Yesterday was the start of a trading week with shorter trading hours. The holy month of Ramadan starts tomorrow with the trading day one hour shorter, ending at 1:30 pm CLT. The EGX 30 managed to eke out a small gain after a tumultuous week.
The overall positive sentiment was partly driven by a revaluation sanity check in an industry that has been hyped in the past couple of years, especially with lower interest rates, namely non-banking financial services. GB Auto’s [AUTO] announcement that its subsidiary was selling a 5% stake in its investment vehicle holding two of its micro finance businesses was exactly that revaluation check. This EGP353mn deal implies an attributable equity value of EGP4.4bn to AUTO or more than EGP4 a share vs. a closing price of only EGP3.48 last Thursday. Absent financial KPIs for the deal, we note that this is not the first time AUTO monetizes this investment. It did so back in 2018 when it sold a 20% stake to now-partners DPI Ltd. at an implied valuation of EGP507mn. The valuation gap between the two deals that are only three years apart underlines the huge growth potential inherent in this sector. We note that AUTO has been one of our top picks in our STANDPoint published on 1 February 2021, since which the stock advanced some 6% vs. a 10% pullback by EGX 30 – a full 16 percentage-point outperformance.

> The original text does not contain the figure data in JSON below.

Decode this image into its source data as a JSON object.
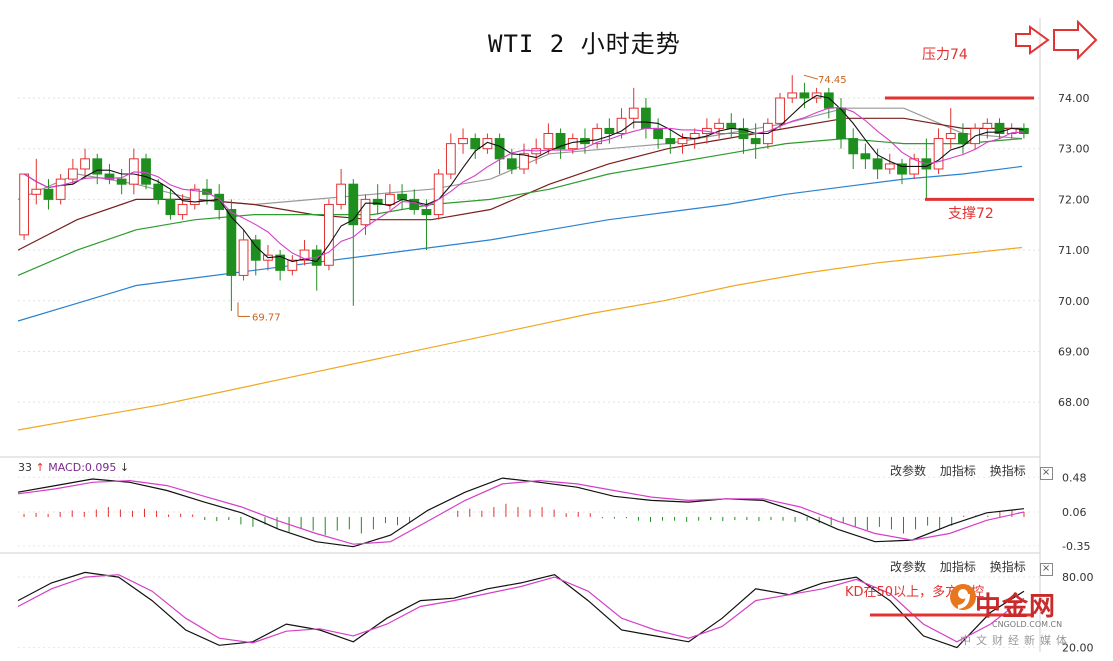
{
  "title": "WTI 2 小时走势",
  "annotations": {
    "pressure": "压力74",
    "support": "支撑72",
    "kd_note": "KD在50以上，多方掌控",
    "price_high": "74.45",
    "price_low": "69.77"
  },
  "indicator_label": {
    "prefix": "33",
    "up_arrow": "↑",
    "macd": "MACD:0.095",
    "down_arrow": "↓"
  },
  "panel_buttons": [
    "改参数",
    "加指标",
    "换指标"
  ],
  "close_glyph": "×",
  "logo": {
    "name": "中金网",
    "url": "CNGOLD.COM.CN",
    "sub": "中文财经新媒体"
  },
  "colors": {
    "up": "#e23232",
    "down": "#1e8f1e",
    "ma_black": "#111111",
    "ma_magenta": "#d63fc8",
    "ma_gray": "#999999",
    "ma_darkred": "#7b1f1f",
    "ma_green": "#2e9c2e",
    "ma_blue": "#2a82d0",
    "ma_orange": "#f0a820"
  },
  "chart_data": [
    {
      "type": "candlestick",
      "title": "WTI 2 小时走势",
      "yticks": [
        "68.00",
        "69.00",
        "70.00",
        "71.00",
        "72.00",
        "73.00",
        "74.00"
      ],
      "ylim": [
        67.45,
        74.75
      ],
      "levels": [
        {
          "name": "压力74",
          "value": 74.0
        },
        {
          "name": "支撑72",
          "value": 72.0
        }
      ],
      "marks": [
        {
          "label": "74.45",
          "value": 74.45
        },
        {
          "label": "69.77",
          "value": 69.77
        }
      ],
      "candles": [
        [
          71.3,
          72.5,
          72.5,
          71.2
        ],
        [
          72.1,
          72.8,
          72.2,
          71.9
        ],
        [
          72.2,
          72.4,
          72.0,
          71.8
        ],
        [
          72.0,
          72.5,
          72.4,
          71.9
        ],
        [
          72.4,
          72.8,
          72.6,
          72.3
        ],
        [
          72.6,
          73.0,
          72.8,
          72.4
        ],
        [
          72.8,
          72.9,
          72.5,
          72.3
        ],
        [
          72.5,
          72.7,
          72.4,
          72.3
        ],
        [
          72.4,
          72.6,
          72.3,
          72.1
        ],
        [
          72.3,
          73.0,
          72.8,
          72.1
        ],
        [
          72.8,
          72.9,
          72.3,
          72.2
        ],
        [
          72.3,
          72.4,
          72.0,
          71.9
        ],
        [
          72.0,
          72.2,
          71.7,
          71.6
        ],
        [
          71.7,
          72.1,
          71.9,
          71.6
        ],
        [
          71.9,
          72.3,
          72.2,
          71.8
        ],
        [
          72.2,
          72.4,
          72.1,
          71.9
        ],
        [
          72.1,
          72.3,
          71.8,
          71.6
        ],
        [
          71.8,
          72.0,
          70.5,
          69.8
        ],
        [
          70.5,
          71.4,
          71.2,
          70.4
        ],
        [
          71.2,
          71.3,
          70.8,
          70.5
        ],
        [
          70.8,
          71.1,
          70.9,
          70.6
        ],
        [
          70.9,
          71.0,
          70.6,
          70.4
        ],
        [
          70.6,
          70.9,
          70.8,
          70.5
        ],
        [
          70.8,
          71.2,
          71.0,
          70.7
        ],
        [
          71.0,
          71.1,
          70.7,
          70.2
        ],
        [
          70.7,
          72.0,
          71.9,
          70.6
        ],
        [
          71.9,
          72.6,
          72.3,
          71.8
        ],
        [
          72.3,
          72.4,
          71.5,
          69.9
        ],
        [
          71.5,
          72.1,
          72.0,
          71.3
        ],
        [
          72.0,
          72.3,
          71.9,
          71.7
        ],
        [
          71.9,
          72.3,
          72.1,
          71.8
        ],
        [
          72.1,
          72.3,
          72.0,
          71.8
        ],
        [
          72.0,
          72.2,
          71.8,
          71.7
        ],
        [
          71.8,
          72.0,
          71.7,
          71.0
        ],
        [
          71.7,
          72.6,
          72.5,
          71.6
        ],
        [
          72.5,
          73.3,
          73.1,
          72.4
        ],
        [
          73.1,
          73.4,
          73.2,
          72.9
        ],
        [
          73.2,
          73.3,
          73.0,
          72.8
        ],
        [
          73.0,
          73.3,
          73.2,
          72.9
        ],
        [
          73.2,
          73.3,
          72.8,
          72.5
        ],
        [
          72.8,
          73.0,
          72.6,
          72.5
        ],
        [
          72.6,
          73.1,
          72.9,
          72.5
        ],
        [
          72.9,
          73.2,
          73.0,
          72.7
        ],
        [
          73.0,
          73.5,
          73.3,
          72.9
        ],
        [
          73.3,
          73.4,
          73.0,
          72.8
        ],
        [
          73.0,
          73.3,
          73.2,
          72.9
        ],
        [
          73.2,
          73.4,
          73.1,
          72.9
        ],
        [
          73.1,
          73.5,
          73.4,
          73.0
        ],
        [
          73.4,
          73.6,
          73.3,
          73.1
        ],
        [
          73.3,
          73.8,
          73.6,
          73.2
        ],
        [
          73.6,
          74.2,
          73.8,
          73.4
        ],
        [
          73.8,
          74.0,
          73.4,
          73.2
        ],
        [
          73.4,
          73.6,
          73.2,
          73.0
        ],
        [
          73.2,
          73.4,
          73.1,
          72.9
        ],
        [
          73.1,
          73.3,
          73.2,
          72.9
        ],
        [
          73.2,
          73.4,
          73.3,
          73.0
        ],
        [
          73.3,
          73.6,
          73.4,
          73.1
        ],
        [
          73.4,
          73.6,
          73.5,
          73.2
        ],
        [
          73.5,
          73.7,
          73.4,
          73.2
        ],
        [
          73.4,
          73.6,
          73.2,
          72.9
        ],
        [
          73.2,
          73.5,
          73.1,
          72.8
        ],
        [
          73.1,
          73.6,
          73.5,
          73.0
        ],
        [
          73.5,
          74.1,
          74.0,
          73.4
        ],
        [
          74.0,
          74.45,
          74.1,
          73.9
        ],
        [
          74.1,
          74.3,
          74.0,
          73.8
        ],
        [
          74.0,
          74.2,
          74.1,
          73.9
        ],
        [
          74.1,
          74.2,
          73.8,
          73.6
        ],
        [
          73.8,
          74.0,
          73.2,
          73.0
        ],
        [
          73.2,
          73.4,
          72.9,
          72.6
        ],
        [
          72.9,
          73.1,
          72.8,
          72.6
        ],
        [
          72.8,
          73.0,
          72.6,
          72.4
        ],
        [
          72.6,
          72.9,
          72.7,
          72.5
        ],
        [
          72.7,
          72.8,
          72.5,
          72.3
        ],
        [
          72.5,
          72.9,
          72.8,
          72.4
        ],
        [
          72.8,
          73.2,
          72.6,
          72.0
        ],
        [
          72.6,
          73.4,
          73.2,
          72.5
        ],
        [
          73.2,
          73.8,
          73.3,
          73.0
        ],
        [
          73.3,
          73.5,
          73.1,
          72.9
        ],
        [
          73.1,
          73.5,
          73.4,
          73.0
        ],
        [
          73.4,
          73.6,
          73.5,
          73.2
        ],
        [
          73.5,
          73.6,
          73.3,
          73.2
        ],
        [
          73.3,
          73.5,
          73.4,
          73.2
        ],
        [
          73.4,
          73.5,
          73.3,
          73.2
        ]
      ],
      "ma_series": [
        {
          "color": "ma_gray",
          "values": [
            72.0,
            72.5,
            72.3,
            72.0,
            71.9,
            72.0,
            72.1,
            72.2,
            72.4,
            72.9,
            73.0,
            73.1,
            73.3,
            73.5,
            73.8,
            73.8,
            73.3,
            73.2
          ]
        },
        {
          "color": "ma_darkred",
          "values": [
            71.0,
            71.6,
            72.0,
            72.0,
            71.9,
            71.7,
            71.6,
            71.6,
            71.8,
            72.3,
            72.7,
            73.0,
            73.2,
            73.4,
            73.6,
            73.6,
            73.4,
            73.4
          ]
        },
        {
          "color": "ma_green",
          "values": [
            70.5,
            71.0,
            71.4,
            71.6,
            71.7,
            71.7,
            71.7,
            71.9,
            72.0,
            72.2,
            72.5,
            72.7,
            72.9,
            73.1,
            73.2,
            73.1,
            73.1,
            73.2
          ]
        },
        {
          "color": "ma_blue",
          "values": [
            69.6,
            69.95,
            70.3,
            70.45,
            70.6,
            70.75,
            70.9,
            71.05,
            71.2,
            71.4,
            71.6,
            71.75,
            71.9,
            72.1,
            72.25,
            72.4,
            72.5,
            72.65
          ]
        },
        {
          "color": "ma_orange",
          "values": [
            67.45,
            67.7,
            67.95,
            68.25,
            68.55,
            68.85,
            69.15,
            69.45,
            69.75,
            70.0,
            70.3,
            70.55,
            70.75,
            70.9,
            71.05
          ]
        }
      ]
    },
    {
      "type": "bar",
      "yticks": [
        "0.48",
        "0.06",
        "-0.35"
      ],
      "ylim": [
        -0.4,
        0.52
      ],
      "macd": 0.095,
      "lines": [
        {
          "color": "ma_black",
          "values": [
            0.3,
            0.38,
            0.46,
            0.42,
            0.32,
            0.18,
            0.05,
            -0.15,
            -0.3,
            -0.36,
            -0.22,
            0.08,
            0.3,
            0.47,
            0.42,
            0.36,
            0.25,
            0.2,
            0.18,
            0.22,
            0.2,
            0.05,
            -0.15,
            -0.3,
            -0.28,
            -0.1,
            0.05,
            0.1
          ]
        },
        {
          "color": "ma_magenta",
          "values": [
            0.28,
            0.34,
            0.42,
            0.44,
            0.38,
            0.25,
            0.12,
            -0.05,
            -0.2,
            -0.33,
            -0.3,
            -0.05,
            0.2,
            0.4,
            0.44,
            0.4,
            0.32,
            0.24,
            0.2,
            0.22,
            0.22,
            0.12,
            -0.05,
            -0.2,
            -0.28,
            -0.2,
            -0.04,
            0.06
          ]
        }
      ],
      "hist": [
        0.05,
        0.08,
        0.12,
        0.1,
        0.04,
        -0.05,
        -0.12,
        -0.18,
        -0.22,
        -0.2,
        -0.1,
        0.0,
        0.1,
        0.16,
        0.12,
        0.06,
        -0.02,
        -0.06,
        -0.06,
        -0.05,
        -0.05,
        -0.06,
        -0.1,
        -0.16,
        -0.2,
        -0.14,
        0.02,
        0.08
      ]
    },
    {
      "type": "line",
      "yticks": [
        "80.00",
        "20.00"
      ],
      "ylim": [
        18,
        86
      ],
      "series": [
        {
          "color": "ma_black",
          "values": [
            60,
            75,
            84,
            80,
            60,
            35,
            22,
            25,
            40,
            35,
            25,
            45,
            60,
            62,
            70,
            75,
            82,
            60,
            35,
            30,
            25,
            45,
            70,
            65,
            75,
            80,
            60,
            30,
            20,
            50,
            68
          ]
        },
        {
          "color": "ma_magenta",
          "values": [
            55,
            70,
            80,
            82,
            68,
            45,
            28,
            24,
            34,
            36,
            30,
            40,
            55,
            60,
            66,
            72,
            80,
            68,
            45,
            35,
            28,
            38,
            60,
            65,
            70,
            78,
            66,
            40,
            25,
            40,
            62
          ]
        }
      ]
    }
  ]
}
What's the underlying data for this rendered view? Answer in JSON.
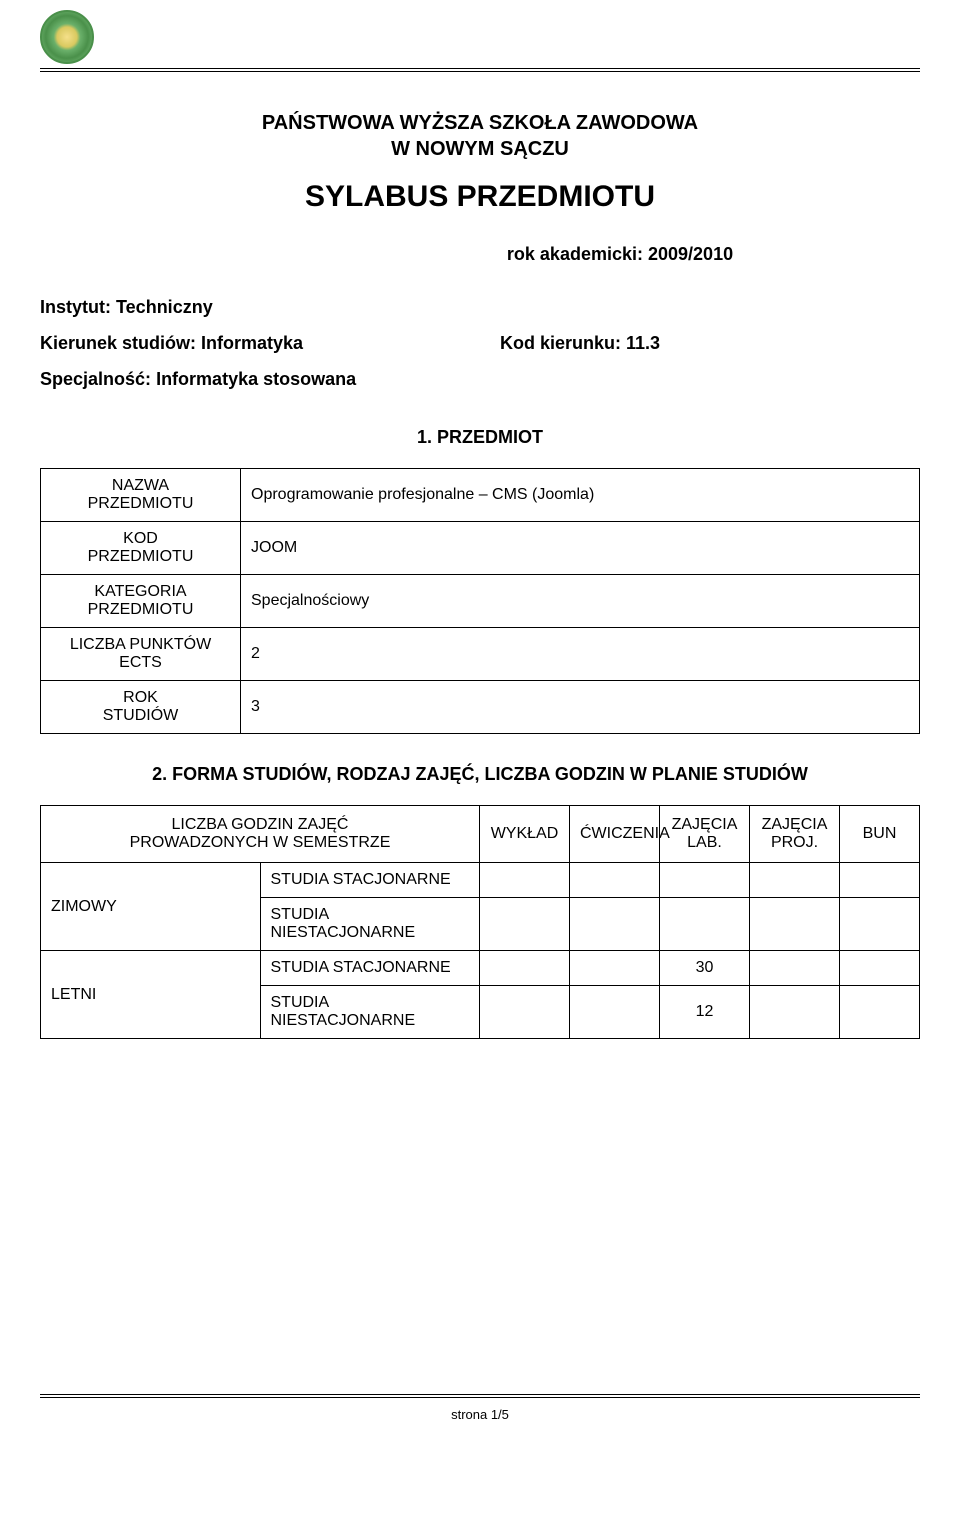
{
  "header": {
    "school_line1": "PAŃSTWOWA WYŻSZA SZKOŁA ZAWODOWA",
    "school_line2": "W NOWYM  SĄCZU",
    "title": "SYLABUS PRZEDMIOTU",
    "year_label": "rok akademicki:",
    "year_value": "2009/2010"
  },
  "meta": {
    "institute_label": "Instytut:",
    "institute_value": "Techniczny",
    "direction_label": "Kierunek studiów:",
    "direction_value": "Informatyka",
    "code_label": "Kod kierunku:",
    "code_value": "11.3",
    "specialty_label": "Specjalność:",
    "specialty_value": "Informatyka stosowana"
  },
  "section1": {
    "heading": "1. PRZEDMIOT",
    "rows": [
      {
        "label_line1": "NAZWA",
        "label_line2": "PRZEDMIOTU",
        "value": "Oprogramowanie profesjonalne – CMS (Joomla)"
      },
      {
        "label_line1": "KOD",
        "label_line2": "PRZEDMIOTU",
        "value": "JOOM"
      },
      {
        "label_line1": "KATEGORIA",
        "label_line2": "PRZEDMIOTU",
        "value": "Specjalnościowy"
      },
      {
        "label_line1": "LICZBA PUNKTÓW",
        "label_line2": "ECTS",
        "value": "2"
      },
      {
        "label_line1": "ROK",
        "label_line2": "STUDIÓW",
        "value": "3"
      }
    ]
  },
  "section2": {
    "heading": "2. FORMA STUDIÓW, RODZAJ ZAJĘĆ, LICZBA GODZIN W PLANIE STUDIÓW",
    "head_main_line1": "LICZBA GODZIN ZAJĘĆ",
    "head_main_line2": "PROWADZONYCH W SEMESTRZE",
    "columns": [
      "WYKŁAD",
      "ĆWICZENIA",
      "ZAJĘCIA LAB.",
      "ZAJĘCIA PROJ.",
      "BUN"
    ],
    "semesters": [
      {
        "label": "ZIMOWY",
        "rows": [
          {
            "mode": "STUDIA STACJONARNE",
            "cells": [
              "",
              "",
              "",
              "",
              ""
            ]
          },
          {
            "mode": "STUDIA NIESTACJONARNE",
            "cells": [
              "",
              "",
              "",
              "",
              ""
            ]
          }
        ]
      },
      {
        "label": "LETNI",
        "rows": [
          {
            "mode": "STUDIA STACJONARNE",
            "cells": [
              "",
              "",
              "30",
              "",
              ""
            ]
          },
          {
            "mode": "STUDIA NIESTACJONARNE",
            "cells": [
              "",
              "",
              "12",
              "",
              ""
            ]
          }
        ]
      }
    ]
  },
  "footer": {
    "page_label": "strona 1/5"
  },
  "colors": {
    "page_bg": "#ffffff",
    "text": "#000000",
    "border": "#000000"
  }
}
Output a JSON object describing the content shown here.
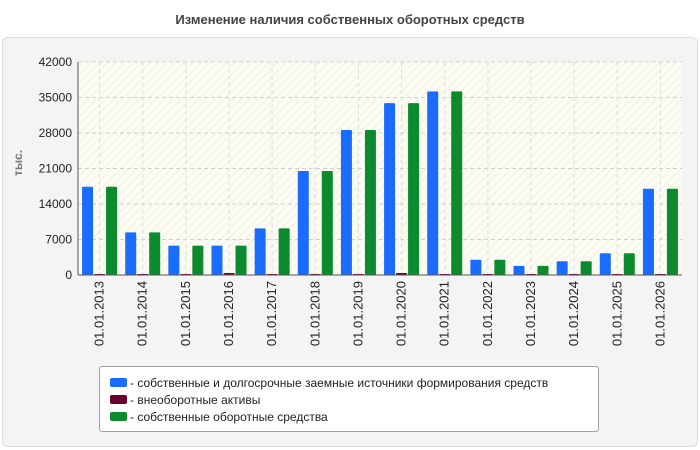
{
  "chart_data": {
    "type": "bar",
    "title": "Изменение наличия собственных оборотных средств",
    "ylabel": "тыс.",
    "xlabel": "",
    "ylim": [
      0,
      42000
    ],
    "yticks": [
      0,
      7000,
      14000,
      21000,
      28000,
      35000,
      42000
    ],
    "grid": true,
    "legend_position": "bottom",
    "categories": [
      "01.01.2013",
      "01.01.2014",
      "01.01.2015",
      "01.01.2016",
      "01.01.2017",
      "01.01.2018",
      "01.01.2019",
      "01.01.2020",
      "01.01.2021",
      "01.01.2022",
      "01.01.2023",
      "01.01.2024",
      "01.01.2025",
      "01.01.2026"
    ],
    "series": [
      {
        "name": "- собственные и долгосрочные заемные источники формирования средств",
        "color": "#1a6cff",
        "values": [
          17400,
          8400,
          5800,
          5800,
          9200,
          20500,
          28600,
          33900,
          36200,
          3000,
          1800,
          2700,
          4300,
          17000
        ]
      },
      {
        "name": "- внеоборотные активы",
        "color": "#6a0032",
        "values": [
          150,
          150,
          150,
          400,
          150,
          150,
          150,
          400,
          150,
          150,
          150,
          150,
          150,
          150
        ]
      },
      {
        "name": "- собственные оборотные средства",
        "color": "#0b8a2e",
        "values": [
          17400,
          8400,
          5800,
          5800,
          9200,
          20500,
          28600,
          33900,
          36200,
          3000,
          1800,
          2700,
          4300,
          17000
        ]
      }
    ]
  }
}
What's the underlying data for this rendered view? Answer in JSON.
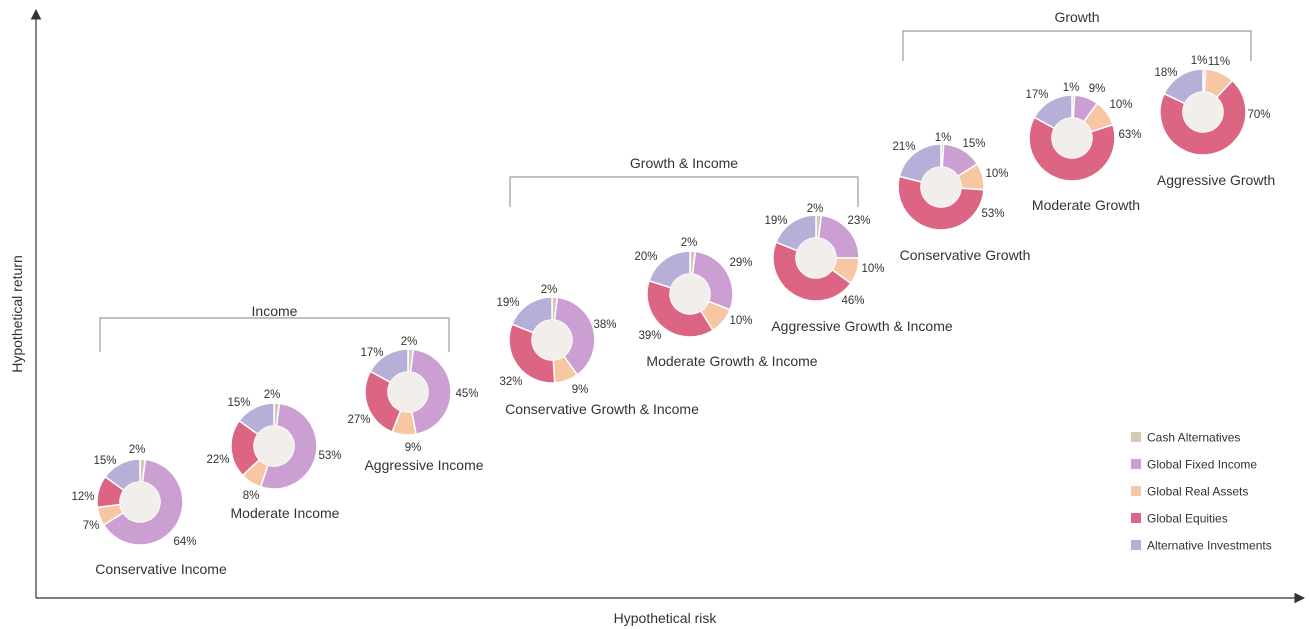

On the other hand, the second consecutive negative day for Taaleem Management Services [TALM] may have spooked investors who were looking forward to subscribing to this year’s second IPO, Macro Group Pharmaceuticals [MCRO], which with an estimated size of EGP1.6bn. Some investors blamed TALM’s underperformance (closing near its IPO price two days after its debut) for MCRO’s last-minute decision to shelve its IPO for now. While MCRO cited market conditions to absorb multiple offerings, we think it could very well be lackluster interest in the private placement either on the demand side or the pricing side. MCRO was scheduled to reveal the IPO pricing and its private placement allocation today.